# G20 protester jailed for 2 years for attempt to set fire to bank



## Komjaunimas (Dec 2, 2009)

http://www.guardian.co.uk/uk/2009/dec/01/g20-protester-jailed-fire-bank

Eh, he was my classmate and a good person...

On the left


----------



## wartomods (Dec 2, 2009)

probably they want to make an example of him. what do i think? It is wrong.


----------



## Komjaunimas (Dec 2, 2009)

wartomods said:


> probably they want to make an example of him. what do i think? It is wrong.



Wrong? setting fire to bank or that hes an scapegoat ?


----------



## bote (Dec 2, 2009)

Truly sorry for your friend, but I have to say it could have been a lot worse. If the article is telling the truth, it said he didn´t plan it, so he had no way of knowing if there was anybody in the building, they could conceivably have charged him with attempted something or other, rather than just arson...

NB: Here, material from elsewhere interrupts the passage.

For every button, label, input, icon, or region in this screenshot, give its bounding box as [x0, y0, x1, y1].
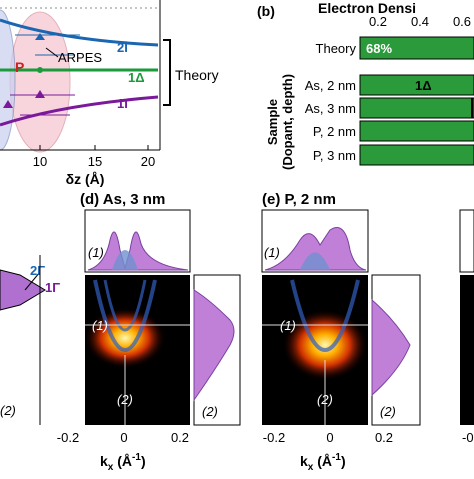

I guess the lesson here is if you´re going to bloc up, do it right, ain´t no fashion show:

¨...despite attempts by Lenartavicius to conceal his identity, police relayed details of his distinctive studded hood¨


----------



## Franny (Dec 2, 2009)

I'm sure he did have good intentions, and by no means am I saying something along the lines of "he got what he had coming." It is unfair that he's being used as an example by the state, but maybe we should follow suit and use this incidence and all similar ones as an example of what can happen when we let our emotions get the best of us. 

Violence in any form when it's instigated by anarchists doesn't do anyone justice. Yes, I'm sure the police dealt their own violence to the protestors, yaddayadda, but what's going to be publicised is the wrongdoings of the anarchists. We're not a likeable group these days. I've never thought that violent insurrection does much good (and this is the sole reason I've been steering clear of such protests lately), and this is a prime example. Not only is this particular person jailed for two years, but countless people have read this article and formed even more negative opinions of anarchists and anarchism. It's my hope that all anarchists in general make themselves and their actions admirable.

And...this. A MILLION FUCKING TIMES, this:



bote said:


> I guess the lesson here is if you´re going to bloc up, do it right, ain´t no fashion show:
> 
> ¨...despite attempts by Lenartavicius to conceal his identity, police relayed details of his distinctive studded hood¨


----------